Bayesian Analysis of NMR Spectra
As part of the Innosuisse project Machine Learning for NMR Spectroscopy the Scientific Computing and Algorithmics Lab developed in collaboration with Bruker BioSpin a Sequential Monte-Carlo Sampling (SMC) method for analysing NMR spectra.
The objective is to infer the structural parameters (chemical shifts and coupling constants) given a measured NMR spectrum and molecular structure candidate (more precisely, the structure of the corresponding spin system).
Our approach, implemented entirely in C++, combines a quantum-mechanical simulation of the NMR spectrum (given a set of spin system parameters) and an SMC sampler (using an HMC kernel and extended likelihood tempering), where prior knowledge about the spin system is incorporated by a prior distribution. Using the measured NMR spectrum, the posterior distribution is gradually constructed from which the spin system parameters are ultimately inferred. A more in-depth description of the method can be found under https://authors.elsevier.com/sd/article/S1090-7807(24)00107-1.

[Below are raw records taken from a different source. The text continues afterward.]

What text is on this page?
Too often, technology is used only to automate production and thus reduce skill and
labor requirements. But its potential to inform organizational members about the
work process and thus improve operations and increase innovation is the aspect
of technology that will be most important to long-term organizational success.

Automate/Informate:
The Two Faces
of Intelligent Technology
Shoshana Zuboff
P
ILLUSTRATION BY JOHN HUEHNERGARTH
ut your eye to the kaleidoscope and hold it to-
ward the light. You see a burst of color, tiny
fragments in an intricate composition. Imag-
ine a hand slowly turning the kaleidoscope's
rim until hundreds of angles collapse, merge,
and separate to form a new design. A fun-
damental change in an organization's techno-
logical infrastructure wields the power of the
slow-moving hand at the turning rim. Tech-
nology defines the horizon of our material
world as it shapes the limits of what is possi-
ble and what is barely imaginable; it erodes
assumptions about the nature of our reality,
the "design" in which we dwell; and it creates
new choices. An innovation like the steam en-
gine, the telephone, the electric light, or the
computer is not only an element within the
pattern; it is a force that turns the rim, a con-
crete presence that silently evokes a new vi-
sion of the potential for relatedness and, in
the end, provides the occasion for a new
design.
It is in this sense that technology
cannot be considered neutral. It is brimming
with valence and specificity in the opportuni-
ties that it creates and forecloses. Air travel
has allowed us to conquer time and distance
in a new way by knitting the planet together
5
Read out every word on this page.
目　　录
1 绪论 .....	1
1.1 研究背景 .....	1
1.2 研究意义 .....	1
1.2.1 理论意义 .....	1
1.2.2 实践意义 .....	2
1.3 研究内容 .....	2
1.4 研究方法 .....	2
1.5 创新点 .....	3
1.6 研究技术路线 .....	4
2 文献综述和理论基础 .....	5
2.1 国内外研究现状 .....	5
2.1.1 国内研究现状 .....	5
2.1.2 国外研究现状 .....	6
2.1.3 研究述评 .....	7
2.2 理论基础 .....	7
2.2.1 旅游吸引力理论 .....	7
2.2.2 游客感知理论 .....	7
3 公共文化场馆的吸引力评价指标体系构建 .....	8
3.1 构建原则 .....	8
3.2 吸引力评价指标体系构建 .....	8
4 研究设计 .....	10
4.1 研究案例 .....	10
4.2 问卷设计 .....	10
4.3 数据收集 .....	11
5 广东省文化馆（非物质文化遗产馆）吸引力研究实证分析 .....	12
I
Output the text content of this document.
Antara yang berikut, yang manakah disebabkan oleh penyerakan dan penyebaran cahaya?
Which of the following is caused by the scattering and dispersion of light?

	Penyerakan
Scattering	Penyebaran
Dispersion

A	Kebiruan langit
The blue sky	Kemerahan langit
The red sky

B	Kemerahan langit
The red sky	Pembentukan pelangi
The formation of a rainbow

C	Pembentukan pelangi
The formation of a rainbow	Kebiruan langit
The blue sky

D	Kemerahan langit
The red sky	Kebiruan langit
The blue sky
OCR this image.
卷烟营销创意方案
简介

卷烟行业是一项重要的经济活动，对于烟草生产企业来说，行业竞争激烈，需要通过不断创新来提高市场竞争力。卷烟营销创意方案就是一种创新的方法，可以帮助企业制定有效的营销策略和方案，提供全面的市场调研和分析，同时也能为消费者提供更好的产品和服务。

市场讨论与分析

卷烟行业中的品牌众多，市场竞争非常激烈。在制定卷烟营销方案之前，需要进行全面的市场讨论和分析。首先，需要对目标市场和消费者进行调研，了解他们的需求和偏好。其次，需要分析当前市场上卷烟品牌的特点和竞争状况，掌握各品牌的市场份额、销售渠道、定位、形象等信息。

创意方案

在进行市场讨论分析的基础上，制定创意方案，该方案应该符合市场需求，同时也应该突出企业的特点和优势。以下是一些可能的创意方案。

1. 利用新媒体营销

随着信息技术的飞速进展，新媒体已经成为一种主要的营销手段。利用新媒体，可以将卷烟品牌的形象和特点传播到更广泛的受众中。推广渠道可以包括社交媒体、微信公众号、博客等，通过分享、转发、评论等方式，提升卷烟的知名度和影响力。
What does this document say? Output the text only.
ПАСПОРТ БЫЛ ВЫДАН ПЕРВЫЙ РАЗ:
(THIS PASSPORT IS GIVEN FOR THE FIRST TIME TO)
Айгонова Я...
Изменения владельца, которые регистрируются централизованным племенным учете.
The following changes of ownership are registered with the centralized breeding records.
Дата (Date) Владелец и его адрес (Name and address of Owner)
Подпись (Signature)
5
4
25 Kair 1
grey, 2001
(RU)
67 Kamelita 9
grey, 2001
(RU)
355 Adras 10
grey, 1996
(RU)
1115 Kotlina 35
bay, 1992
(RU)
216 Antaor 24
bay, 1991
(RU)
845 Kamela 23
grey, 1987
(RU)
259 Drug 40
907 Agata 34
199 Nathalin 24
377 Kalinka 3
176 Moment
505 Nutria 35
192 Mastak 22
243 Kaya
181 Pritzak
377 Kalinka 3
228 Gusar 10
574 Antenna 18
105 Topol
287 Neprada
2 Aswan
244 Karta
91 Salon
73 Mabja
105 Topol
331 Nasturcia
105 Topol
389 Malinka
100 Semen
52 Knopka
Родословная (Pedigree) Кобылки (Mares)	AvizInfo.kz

The following animation illustrates the sampling process using a simple test system (AA'-BB' spin system) with known target values (indicated by vertical green lines). The broad initial distribution (prior distribution) does barely constrain the chemical shifts (upper two panels) and the coupling constants (remaining panels). By observing the NMR spectra and ongoing sampling process the distributions get more and more located at the respective target values. Eventually, the resulting posterior distribution is a narrow distribution centered at the respective target values.